As the steward of almost 12 million acres of land and water nationwide, the Corps of Engineers must rely on partnerships and volunteer efforts to help with the challenges of managing its cultural and natural resources as well as meet the recreational demands of its visitors.  In the Vicksburg District, there are many volunteer opportunities available in recreation and natural resource management. 

They include:

  • Becoming a Campground Host
  • Trail Building and Maintenance
  • Providing Blue Bird and Duck Box Maintenance
  • Coordinating Special Events
  • Distributing Interpretive Materials
  • Giving Interpretive Tours
  • Constructing Wildlife Habitat
  • Participating in Clean-up Events

If you are in search of rewarding opportunities and experiences, or if you want to give something back to your community, contact the Volunteer Coordinator at your local Corps office and let them share with you the vast array of opportunities awaiting you right in your own backyard! 

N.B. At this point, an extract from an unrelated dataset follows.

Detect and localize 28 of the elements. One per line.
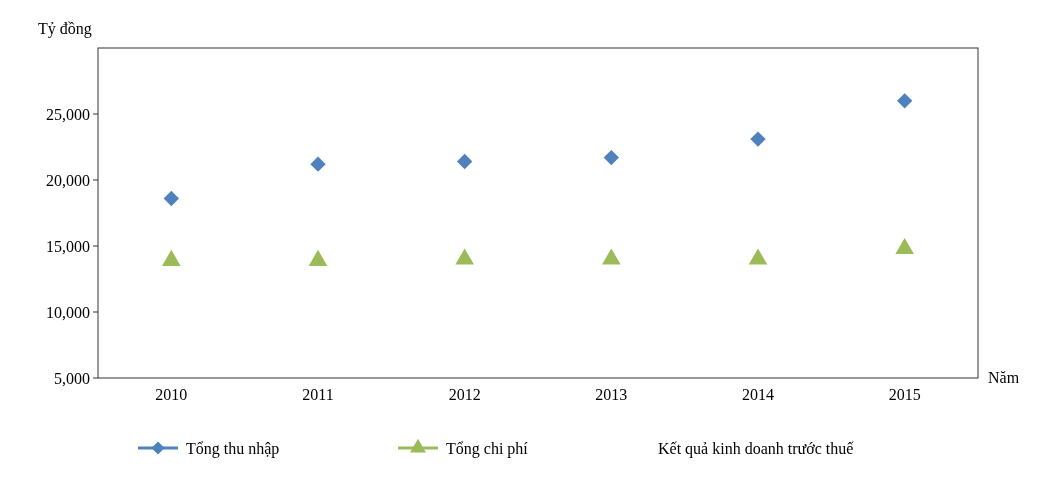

Mississippi Project Office
Phone: 662-578-3873

Ouachita Project Office:
Phone: 501-767-4844

Louisiana Field Office
Phone: 318-322-6391


In today’s financial environment PARTNERING is an essential tool that allows the U.S. Army Corps of Engineers to effectively manage recreation and environmental resources. In order to successfully meet our recreation and stewardship missions, and to foster shared values, vision, and a sense of ownership it is imperative that we work together with state governments, Native American tribes, private/public organizations, local communities, and other partners. So we can all maintain or advance programs from wildlife protection and habitat improvement to recreational facility enhancements.

Partnering helps to pool scarce resources, to promote coordinated, focused, and consistent mutual efforts to resolve common problems and missions, and to avoid unnecessary duplication of effort.

The NRM Program has embraced this reality and is committed to fully exploring the potential development of new public-private partnerships to leverage limited appropriated funds and human resources.